Michael Jane Eyre

April 21, 2011 by Post Team 

Michael Jane Eyre, “Poor, dark, light and small” is the heroine of “Jane Eyre” describes itself. The last film in a bad mood Charlotte Bronte’s gothic romance opposite. There is a gray or a mediocre performance in the piece. Freewheeling adaptation falls unnecessary scenes and stimulates the story forward with the impulse to gallop.

From the first take, this new version marks Jane (Mia Wasikowska of “Alice in Wonderland”) as a matter of mystery and drama. We know her as a young woman escaped in a rural downpour. Jane is greeted by a stern cleric youth (Jamie Bell) and nursed back to health by her sisters. Jane is a lot of scenes in their recovery and subsequent adventures before the story circles back to your flight out of breath, which explains everything.

It is a bold approach, but a literary trick Bronte honor favorites. She was a master of generating suspense by dropping hints and suggestions, while retaining the secrets that we’re dying to discover. This flashback full adaptation, directed by Cary Fukunaga, is his pride.

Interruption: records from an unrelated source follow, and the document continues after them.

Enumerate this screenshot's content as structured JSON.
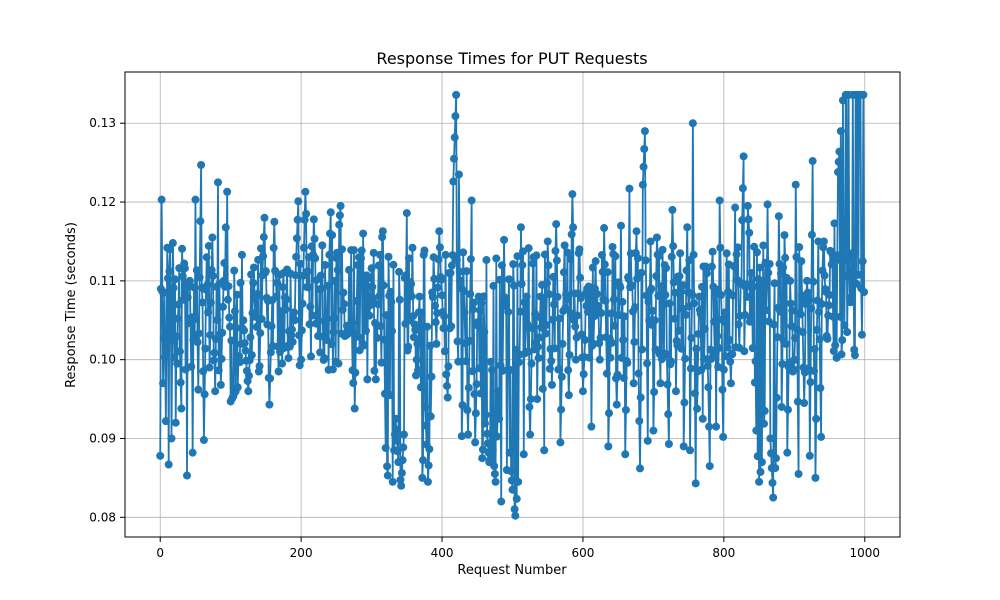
{
  "chart_data": {
    "type": "line",
    "title": "Response Times for PUT Requests",
    "xlabel": "Request Number",
    "ylabel": "Response Time (seconds)",
    "xlim": [
      -50,
      1050
    ],
    "ylim": [
      0.0775,
      0.1365
    ],
    "xticks": [
      0,
      200,
      400,
      600,
      800,
      1000
    ],
    "yticks": [
      0.08,
      0.09,
      0.1,
      0.11,
      0.12,
      0.13
    ],
    "ytick_labels": [
      "0.08",
      "0.09",
      "0.10",
      "0.11",
      "0.12",
      "0.13"
    ],
    "grid": true,
    "color": "#1f77b4",
    "marker": "circle",
    "anchors": [
      [
        0,
        0.0878
      ],
      [
        2,
        0.1203
      ],
      [
        4,
        0.097
      ],
      [
        6,
        0.1085
      ],
      [
        8,
        0.0922
      ],
      [
        10,
        0.1142
      ],
      [
        12,
        0.0867
      ],
      [
        14,
        0.114
      ],
      [
        16,
        0.09
      ],
      [
        18,
        0.1148
      ],
      [
        22,
        0.092
      ],
      [
        26,
        0.107
      ],
      [
        30,
        0.0938
      ],
      [
        34,
        0.1122
      ],
      [
        38,
        0.0853
      ],
      [
        42,
        0.11
      ],
      [
        46,
        0.0882
      ],
      [
        50,
        0.1203
      ],
      [
        54,
        0.0962
      ],
      [
        58,
        0.1247
      ],
      [
        62,
        0.0898
      ],
      [
        66,
        0.113
      ],
      [
        70,
        0.099
      ],
      [
        74,
        0.1155
      ],
      [
        78,
        0.096
      ],
      [
        82,
        0.1225
      ],
      [
        86,
        0.0968
      ],
      [
        90,
        0.11
      ],
      [
        95,
        0.1213
      ],
      [
        100,
        0.0947
      ],
      [
        110,
        0.0965
      ],
      [
        118,
        0.105
      ],
      [
        125,
        0.096
      ],
      [
        133,
        0.1117
      ],
      [
        140,
        0.0985
      ],
      [
        148,
        0.118
      ],
      [
        155,
        0.0943
      ],
      [
        162,
        0.1175
      ],
      [
        168,
        0.0985
      ],
      [
        175,
        0.111
      ],
      [
        182,
        0.1002
      ],
      [
        190,
        0.106
      ],
      [
        196,
        0.1201
      ],
      [
        200,
        0.1
      ],
      [
        206,
        0.1213
      ],
      [
        212,
        0.1045
      ],
      [
        218,
        0.1178
      ],
      [
        224,
        0.103
      ],
      [
        230,
        0.1145
      ],
      [
        236,
        0.1025
      ],
      [
        242,
        0.1187
      ],
      [
        248,
        0.11
      ],
      [
        256,
        0.1195
      ],
      [
        262,
        0.103
      ],
      [
        270,
        0.1035
      ],
      [
        276,
        0.0938
      ],
      [
        280,
        0.112
      ],
      [
        288,
        0.116
      ],
      [
        294,
        0.0975
      ],
      [
        300,
        0.1116
      ],
      [
        306,
        0.0975
      ],
      [
        312,
        0.1133
      ],
      [
        316,
        0.1163
      ],
      [
        320,
        0.0888
      ],
      [
        323,
        0.0853
      ],
      [
        326,
        0.0955
      ],
      [
        330,
        0.0845
      ],
      [
        334,
        0.0925
      ],
      [
        338,
        0.087
      ],
      [
        342,
        0.084
      ],
      [
        346,
        0.0905
      ],
      [
        350,
        0.1186
      ],
      [
        354,
        0.105
      ],
      [
        358,
        0.1142
      ],
      [
        363,
        0.098
      ],
      [
        368,
        0.108
      ],
      [
        372,
        0.085
      ],
      [
        376,
        0.094
      ],
      [
        380,
        0.0845
      ],
      [
        384,
        0.0928
      ],
      [
        388,
        0.113
      ],
      [
        392,
        0.102
      ],
      [
        396,
        0.1163
      ],
      [
        402,
        0.104
      ],
      [
        408,
        0.0952
      ],
      [
        412,
        0.111
      ],
      [
        417,
        0.1255
      ],
      [
        420,
        0.1336
      ],
      [
        424,
        0.1235
      ],
      [
        428,
        0.0903
      ],
      [
        432,
        0.106
      ],
      [
        437,
        0.0905
      ],
      [
        442,
        0.1202
      ],
      [
        447,
        0.0895
      ],
      [
        452,
        0.108
      ],
      [
        457,
        0.0875
      ],
      [
        462,
        0.093
      ],
      [
        467,
        0.087
      ],
      [
        472,
        0.0885
      ],
      [
        476,
        0.0845
      ],
      [
        480,
        0.096
      ],
      [
        484,
        0.082
      ],
      [
        488,
        0.1152
      ],
      [
        492,
        0.086
      ],
      [
        496,
        0.0882
      ],
      [
        500,
        0.0835
      ],
      [
        504,
        0.0802
      ],
      [
        508,
        0.0845
      ],
      [
        512,
        0.1168
      ],
      [
        516,
        0.088
      ],
      [
        520,
        0.108
      ],
      [
        525,
        0.0905
      ],
      [
        530,
        0.113
      ],
      [
        535,
        0.095
      ],
      [
        540,
        0.108
      ],
      [
        545,
        0.0885
      ],
      [
        550,
        0.115
      ],
      [
        556,
        0.0968
      ],
      [
        562,
        0.1172
      ],
      [
        568,
        0.0895
      ],
      [
        574,
        0.1145
      ],
      [
        580,
        0.0955
      ],
      [
        585,
        0.121
      ],
      [
        590,
        0.1
      ],
      [
        595,
        0.114
      ],
      [
        600,
        0.096
      ],
      [
        606,
        0.109
      ],
      [
        612,
        0.0915
      ],
      [
        618,
        0.1125
      ],
      [
        624,
        0.1
      ],
      [
        630,
        0.1167
      ],
      [
        636,
        0.089
      ],
      [
        642,
        0.1143
      ],
      [
        648,
        0.0943
      ],
      [
        654,
        0.117
      ],
      [
        660,
        0.088
      ],
      [
        666,
        0.1217
      ],
      [
        672,
        0.097
      ],
      [
        676,
        0.1163
      ],
      [
        681,
        0.0862
      ],
      [
        685,
        0.1222
      ],
      [
        688,
        0.129
      ],
      [
        692,
        0.0897
      ],
      [
        696,
        0.115
      ],
      [
        700,
        0.091
      ],
      [
        705,
        0.1155
      ],
      [
        710,
        0.097
      ],
      [
        716,
        0.112
      ],
      [
        722,
        0.0893
      ],
      [
        727,
        0.119
      ],
      [
        732,
        0.096
      ],
      [
        738,
        0.1135
      ],
      [
        743,
        0.089
      ],
      [
        748,
        0.1168
      ],
      [
        752,
        0.0885
      ],
      [
        756,
        0.13
      ],
      [
        760,
        0.0843
      ],
      [
        765,
        0.108
      ],
      [
        770,
        0.0925
      ],
      [
        775,
        0.1115
      ],
      [
        780,
        0.0865
      ],
      [
        784,
        0.1137
      ],
      [
        789,
        0.0915
      ],
      [
        794,
        0.1202
      ],
      [
        799,
        0.0902
      ],
      [
        804,
        0.1135
      ],
      [
        810,
        0.097
      ],
      [
        816,
        0.1193
      ],
      [
        822,
        0.1015
      ],
      [
        828,
        0.1258
      ],
      [
        834,
        0.1195
      ],
      [
        840,
        0.1093
      ],
      [
        846,
        0.091
      ],
      [
        850,
        0.0845
      ],
      [
        854,
        0.087
      ],
      [
        858,
        0.0935
      ],
      [
        862,
        0.1197
      ],
      [
        866,
        0.09
      ],
      [
        870,
        0.0825
      ],
      [
        874,
        0.0875
      ],
      [
        878,
        0.1182
      ],
      [
        882,
        0.094
      ],
      [
        886,
        0.1158
      ],
      [
        890,
        0.0882
      ],
      [
        894,
        0.11
      ],
      [
        898,
        0.0985
      ],
      [
        902,
        0.1222
      ],
      [
        906,
        0.0855
      ],
      [
        910,
        0.1125
      ],
      [
        914,
        0.0945
      ],
      [
        918,
        0.11
      ],
      [
        922,
        0.0878
      ],
      [
        926,
        0.1252
      ],
      [
        930,
        0.085
      ],
      [
        934,
        0.115
      ],
      [
        938,
        0.0902
      ],
      [
        942,
        0.115
      ],
      [
        946,
        0.103
      ],
      [
        950,
        0.1082
      ]
    ]
  }
}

As Jane of her childhood without love in the position a governess manor house that was every girl ceiling glass Victorian orphanage, teachers Wasikowska magic trick movie actor transfixing our attention while seemingly doing nothing.

As the cool teacher, laughing at the house, Michael Fassbender has ice in his smile, but the fire in his eyes. When Jane invited her home for fencing evening party talks, his tone is sharp and challenging almost intimate. He is decadent, subtly wrong, unattainable but irresistible. Jane, age-wise yet naive about the dark aspects of human nature, open your heart. And then the terrible truths collapse, prompting the board of tears through a rainswept Yorkshire moor. Fukunaga wrings every ounce of passion, anger and pain by history.

Adriano Goldman film does seem plausible spooky haunted Thornfield Manor, and gives the fires that heat (and compromise), the characters rich intensity, metaphorical. The flawless cast includes Judi Dench as the salt of the earth, Thornfield’s housekeeper Mrs. Edwards. Noted, however, is Sally Hawkins, leaving aside a number of recent roles played sassy proletarian proud of Jane, the malevolent aunt. She is deliciously contemptible.